In 1977, Lorne Rubenstein, an avid young golfer, first travelled to Dornoch in the Scottish Highlands. The experience had a profound effect on him, and 23 years later, now a respected journalist and established golf writer, Lorne Rubenstein returned to Dornoch to spend an entire summer. With his wife, he rented a flat in the very centre of town, mere steps from the golf course, and enthusiastically set out to explore. A Season in Dornoch is the account of that summer.
Rubenstein writes about the melancholy history of the Highland Clearances, and the friendly, sometimes eccentric, people who love their town, their golf, and their single-malt whisky, and delight in sharing them with visitors that they recognize as kindred spirits. But most of all he writes about a summer lived around golf, in a community where golf is king – and the golf course is part of the common lands where townspeople stroll of an evening.

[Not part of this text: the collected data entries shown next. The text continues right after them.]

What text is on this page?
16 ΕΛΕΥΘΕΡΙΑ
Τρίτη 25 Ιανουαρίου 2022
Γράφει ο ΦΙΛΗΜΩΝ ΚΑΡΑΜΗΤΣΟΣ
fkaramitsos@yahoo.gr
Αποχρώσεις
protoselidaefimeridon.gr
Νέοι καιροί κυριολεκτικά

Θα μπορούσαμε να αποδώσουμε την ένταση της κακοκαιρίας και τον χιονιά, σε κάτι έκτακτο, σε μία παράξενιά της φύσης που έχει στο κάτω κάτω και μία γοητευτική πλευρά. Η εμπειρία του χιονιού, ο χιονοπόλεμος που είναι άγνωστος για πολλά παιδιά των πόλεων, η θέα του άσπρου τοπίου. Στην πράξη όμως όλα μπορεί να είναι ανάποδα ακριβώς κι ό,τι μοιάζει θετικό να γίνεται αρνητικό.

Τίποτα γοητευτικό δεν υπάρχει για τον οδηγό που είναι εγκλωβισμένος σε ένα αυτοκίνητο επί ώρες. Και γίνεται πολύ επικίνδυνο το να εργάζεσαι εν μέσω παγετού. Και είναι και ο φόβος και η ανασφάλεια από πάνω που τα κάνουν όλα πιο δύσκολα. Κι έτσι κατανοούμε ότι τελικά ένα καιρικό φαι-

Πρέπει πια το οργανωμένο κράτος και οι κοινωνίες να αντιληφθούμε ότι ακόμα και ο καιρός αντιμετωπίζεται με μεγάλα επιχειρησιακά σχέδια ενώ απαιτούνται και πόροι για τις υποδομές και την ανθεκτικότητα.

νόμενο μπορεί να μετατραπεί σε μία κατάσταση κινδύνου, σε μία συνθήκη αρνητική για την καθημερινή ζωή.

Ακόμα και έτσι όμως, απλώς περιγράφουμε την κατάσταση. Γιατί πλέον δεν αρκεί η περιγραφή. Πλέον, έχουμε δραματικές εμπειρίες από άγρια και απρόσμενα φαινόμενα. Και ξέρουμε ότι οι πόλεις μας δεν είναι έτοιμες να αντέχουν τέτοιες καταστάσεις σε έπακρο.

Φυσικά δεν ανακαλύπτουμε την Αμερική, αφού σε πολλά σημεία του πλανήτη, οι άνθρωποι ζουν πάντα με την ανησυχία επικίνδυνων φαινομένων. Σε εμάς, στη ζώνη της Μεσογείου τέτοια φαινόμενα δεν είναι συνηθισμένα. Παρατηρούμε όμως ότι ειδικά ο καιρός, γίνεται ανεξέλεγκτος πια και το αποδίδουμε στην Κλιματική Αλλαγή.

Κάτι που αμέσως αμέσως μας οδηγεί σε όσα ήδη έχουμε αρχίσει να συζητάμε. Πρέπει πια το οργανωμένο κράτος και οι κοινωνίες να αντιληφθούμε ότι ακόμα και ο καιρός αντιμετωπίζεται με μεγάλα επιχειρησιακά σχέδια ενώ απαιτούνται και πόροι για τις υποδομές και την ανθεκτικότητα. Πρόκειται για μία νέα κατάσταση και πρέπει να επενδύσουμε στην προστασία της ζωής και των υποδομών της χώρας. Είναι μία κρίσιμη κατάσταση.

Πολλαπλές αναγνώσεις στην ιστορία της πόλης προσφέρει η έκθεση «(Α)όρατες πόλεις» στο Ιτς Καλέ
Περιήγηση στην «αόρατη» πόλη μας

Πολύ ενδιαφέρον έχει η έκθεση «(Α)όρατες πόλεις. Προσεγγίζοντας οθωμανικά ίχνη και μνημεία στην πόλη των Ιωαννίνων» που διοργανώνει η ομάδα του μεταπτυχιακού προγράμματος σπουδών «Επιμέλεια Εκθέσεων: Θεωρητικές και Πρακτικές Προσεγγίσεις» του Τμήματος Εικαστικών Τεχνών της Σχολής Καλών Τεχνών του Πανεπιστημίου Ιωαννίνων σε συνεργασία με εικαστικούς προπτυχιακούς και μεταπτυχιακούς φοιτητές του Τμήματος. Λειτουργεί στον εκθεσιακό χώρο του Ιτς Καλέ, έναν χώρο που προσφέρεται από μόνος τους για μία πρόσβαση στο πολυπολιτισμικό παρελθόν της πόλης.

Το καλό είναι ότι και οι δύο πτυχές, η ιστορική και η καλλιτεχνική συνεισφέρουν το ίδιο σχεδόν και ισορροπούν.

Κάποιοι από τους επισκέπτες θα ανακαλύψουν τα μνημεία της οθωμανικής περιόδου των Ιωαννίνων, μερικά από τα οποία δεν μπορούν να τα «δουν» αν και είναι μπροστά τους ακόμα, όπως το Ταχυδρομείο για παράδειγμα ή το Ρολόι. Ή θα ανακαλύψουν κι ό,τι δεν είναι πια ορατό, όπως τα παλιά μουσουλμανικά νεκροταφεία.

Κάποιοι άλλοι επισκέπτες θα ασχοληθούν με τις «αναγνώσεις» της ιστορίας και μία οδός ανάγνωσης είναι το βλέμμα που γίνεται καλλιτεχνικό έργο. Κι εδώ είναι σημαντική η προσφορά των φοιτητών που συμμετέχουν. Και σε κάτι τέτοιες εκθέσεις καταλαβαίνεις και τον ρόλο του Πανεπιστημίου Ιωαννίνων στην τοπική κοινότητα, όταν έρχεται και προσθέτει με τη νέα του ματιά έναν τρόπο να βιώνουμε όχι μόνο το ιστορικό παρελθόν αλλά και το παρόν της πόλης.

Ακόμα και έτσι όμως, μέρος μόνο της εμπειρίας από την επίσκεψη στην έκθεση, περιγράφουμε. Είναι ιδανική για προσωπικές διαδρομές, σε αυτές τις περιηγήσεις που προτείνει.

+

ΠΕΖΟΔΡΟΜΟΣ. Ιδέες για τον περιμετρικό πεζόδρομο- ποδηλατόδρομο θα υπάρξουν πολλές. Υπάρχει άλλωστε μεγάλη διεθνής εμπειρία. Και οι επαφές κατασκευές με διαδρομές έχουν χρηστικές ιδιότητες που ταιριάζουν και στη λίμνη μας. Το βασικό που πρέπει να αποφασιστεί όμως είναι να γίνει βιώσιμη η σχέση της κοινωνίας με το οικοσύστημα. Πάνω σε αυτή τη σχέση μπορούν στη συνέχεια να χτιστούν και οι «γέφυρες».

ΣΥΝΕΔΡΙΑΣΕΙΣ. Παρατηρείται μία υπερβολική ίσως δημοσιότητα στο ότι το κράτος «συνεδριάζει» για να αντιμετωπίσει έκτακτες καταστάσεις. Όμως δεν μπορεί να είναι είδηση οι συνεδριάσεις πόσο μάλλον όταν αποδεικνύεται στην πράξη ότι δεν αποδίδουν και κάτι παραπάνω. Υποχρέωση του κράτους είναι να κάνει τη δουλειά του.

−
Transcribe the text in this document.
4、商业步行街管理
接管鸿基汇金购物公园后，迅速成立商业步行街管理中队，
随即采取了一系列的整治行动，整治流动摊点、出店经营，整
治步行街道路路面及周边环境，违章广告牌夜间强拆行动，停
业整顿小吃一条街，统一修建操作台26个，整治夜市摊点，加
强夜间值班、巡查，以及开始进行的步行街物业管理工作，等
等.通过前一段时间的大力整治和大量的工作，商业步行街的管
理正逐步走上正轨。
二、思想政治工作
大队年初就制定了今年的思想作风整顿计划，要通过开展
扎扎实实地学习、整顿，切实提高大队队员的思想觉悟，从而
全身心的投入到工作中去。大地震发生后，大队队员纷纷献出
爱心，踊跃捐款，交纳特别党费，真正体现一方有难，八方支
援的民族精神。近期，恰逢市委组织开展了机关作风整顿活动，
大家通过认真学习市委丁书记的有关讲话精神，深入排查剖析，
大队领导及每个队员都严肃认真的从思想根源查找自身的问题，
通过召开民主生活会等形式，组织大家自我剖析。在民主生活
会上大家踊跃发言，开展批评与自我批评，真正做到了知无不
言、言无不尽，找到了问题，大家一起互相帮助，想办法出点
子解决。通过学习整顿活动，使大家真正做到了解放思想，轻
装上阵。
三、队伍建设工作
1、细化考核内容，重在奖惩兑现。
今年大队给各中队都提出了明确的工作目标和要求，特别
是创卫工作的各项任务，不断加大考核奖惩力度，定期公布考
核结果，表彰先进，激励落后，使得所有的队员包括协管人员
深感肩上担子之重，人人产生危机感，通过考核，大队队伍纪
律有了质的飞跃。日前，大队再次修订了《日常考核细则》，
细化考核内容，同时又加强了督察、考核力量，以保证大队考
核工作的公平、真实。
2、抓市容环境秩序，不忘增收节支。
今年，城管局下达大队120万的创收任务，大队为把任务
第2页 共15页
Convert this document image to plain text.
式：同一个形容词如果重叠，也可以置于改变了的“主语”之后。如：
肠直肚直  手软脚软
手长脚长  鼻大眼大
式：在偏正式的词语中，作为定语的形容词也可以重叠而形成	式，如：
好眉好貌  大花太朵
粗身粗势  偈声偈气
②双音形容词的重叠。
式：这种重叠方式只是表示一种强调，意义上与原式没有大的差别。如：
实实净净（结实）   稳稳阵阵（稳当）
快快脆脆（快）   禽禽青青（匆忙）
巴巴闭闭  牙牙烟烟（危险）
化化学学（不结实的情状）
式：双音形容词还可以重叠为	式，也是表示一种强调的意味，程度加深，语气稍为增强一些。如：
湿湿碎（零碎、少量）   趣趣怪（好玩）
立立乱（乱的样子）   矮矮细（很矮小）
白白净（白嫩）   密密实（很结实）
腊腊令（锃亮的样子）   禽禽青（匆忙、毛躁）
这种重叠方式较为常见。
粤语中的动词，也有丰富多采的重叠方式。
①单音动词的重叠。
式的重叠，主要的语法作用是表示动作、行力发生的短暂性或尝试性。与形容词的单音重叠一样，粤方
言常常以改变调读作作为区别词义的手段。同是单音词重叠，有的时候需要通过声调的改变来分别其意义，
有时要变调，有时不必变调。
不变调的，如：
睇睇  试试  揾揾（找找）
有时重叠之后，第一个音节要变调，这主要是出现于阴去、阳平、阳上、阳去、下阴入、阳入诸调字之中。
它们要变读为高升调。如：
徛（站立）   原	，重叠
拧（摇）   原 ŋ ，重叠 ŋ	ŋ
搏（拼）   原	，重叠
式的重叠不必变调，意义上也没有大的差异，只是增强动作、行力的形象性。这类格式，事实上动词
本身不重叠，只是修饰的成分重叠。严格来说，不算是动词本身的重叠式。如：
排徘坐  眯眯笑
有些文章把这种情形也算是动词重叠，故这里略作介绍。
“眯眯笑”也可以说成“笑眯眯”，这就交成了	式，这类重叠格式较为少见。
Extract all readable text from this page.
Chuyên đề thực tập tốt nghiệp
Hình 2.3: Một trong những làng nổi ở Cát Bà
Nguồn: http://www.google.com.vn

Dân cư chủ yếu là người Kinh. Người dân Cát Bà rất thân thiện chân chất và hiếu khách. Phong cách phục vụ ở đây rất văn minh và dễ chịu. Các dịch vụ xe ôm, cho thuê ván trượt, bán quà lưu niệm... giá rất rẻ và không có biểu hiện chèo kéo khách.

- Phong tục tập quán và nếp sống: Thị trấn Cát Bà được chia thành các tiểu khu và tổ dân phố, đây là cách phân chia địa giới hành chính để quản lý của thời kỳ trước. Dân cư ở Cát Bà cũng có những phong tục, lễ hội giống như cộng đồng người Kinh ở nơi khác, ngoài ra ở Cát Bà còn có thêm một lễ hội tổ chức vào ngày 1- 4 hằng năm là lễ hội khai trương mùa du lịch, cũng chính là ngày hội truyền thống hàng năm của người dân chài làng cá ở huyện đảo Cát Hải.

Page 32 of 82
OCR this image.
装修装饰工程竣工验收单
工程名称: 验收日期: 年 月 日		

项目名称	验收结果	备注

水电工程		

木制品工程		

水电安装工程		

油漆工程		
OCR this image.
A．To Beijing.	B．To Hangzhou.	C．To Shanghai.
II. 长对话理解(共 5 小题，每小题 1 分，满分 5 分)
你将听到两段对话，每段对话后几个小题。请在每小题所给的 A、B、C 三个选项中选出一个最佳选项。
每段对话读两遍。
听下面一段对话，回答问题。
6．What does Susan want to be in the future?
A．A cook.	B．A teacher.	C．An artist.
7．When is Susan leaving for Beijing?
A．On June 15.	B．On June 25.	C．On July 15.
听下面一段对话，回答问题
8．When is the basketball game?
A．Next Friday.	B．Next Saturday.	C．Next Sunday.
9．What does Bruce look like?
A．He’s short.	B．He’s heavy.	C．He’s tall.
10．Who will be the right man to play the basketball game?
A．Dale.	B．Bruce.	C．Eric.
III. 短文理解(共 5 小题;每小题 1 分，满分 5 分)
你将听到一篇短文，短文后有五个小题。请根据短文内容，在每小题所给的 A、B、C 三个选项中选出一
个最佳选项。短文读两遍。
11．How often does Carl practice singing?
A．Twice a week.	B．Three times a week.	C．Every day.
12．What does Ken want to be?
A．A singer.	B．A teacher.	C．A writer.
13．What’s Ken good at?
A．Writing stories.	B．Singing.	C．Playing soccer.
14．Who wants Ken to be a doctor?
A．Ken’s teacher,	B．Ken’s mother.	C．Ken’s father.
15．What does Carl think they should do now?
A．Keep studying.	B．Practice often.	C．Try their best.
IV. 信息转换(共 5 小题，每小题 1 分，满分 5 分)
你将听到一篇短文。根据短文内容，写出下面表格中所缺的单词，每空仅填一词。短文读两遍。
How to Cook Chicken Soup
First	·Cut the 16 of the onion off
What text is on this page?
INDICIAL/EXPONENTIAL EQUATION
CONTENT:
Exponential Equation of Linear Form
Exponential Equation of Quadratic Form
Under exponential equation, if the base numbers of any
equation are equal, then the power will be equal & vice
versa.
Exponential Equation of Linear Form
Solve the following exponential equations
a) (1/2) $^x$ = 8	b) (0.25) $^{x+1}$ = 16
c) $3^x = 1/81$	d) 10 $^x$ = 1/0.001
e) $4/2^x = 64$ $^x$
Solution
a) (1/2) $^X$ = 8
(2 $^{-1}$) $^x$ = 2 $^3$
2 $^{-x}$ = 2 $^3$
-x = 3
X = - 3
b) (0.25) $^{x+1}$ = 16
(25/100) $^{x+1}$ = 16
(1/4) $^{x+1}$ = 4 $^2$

The golf played here is links golf, and the course is shaped by weather as much as by man. The fairways curve amongst gorse and rough windblown grasses, and the bunkers are cut deep into the turf. Playing here, Rubenstein, like all links golfers, is less in control, and so, gradually, begins to relax, to return to golf as play, as opposed to a game of analysis and effort.
A Season in Dornoch is an affectionate portrait of a place and the people who live there, a fascinating look at links golf and the spirit and skills it calls forth, and a perceptive and ultimately moving memoir of one man’s quest to experience once again the pure love of sport that he knew in his youth.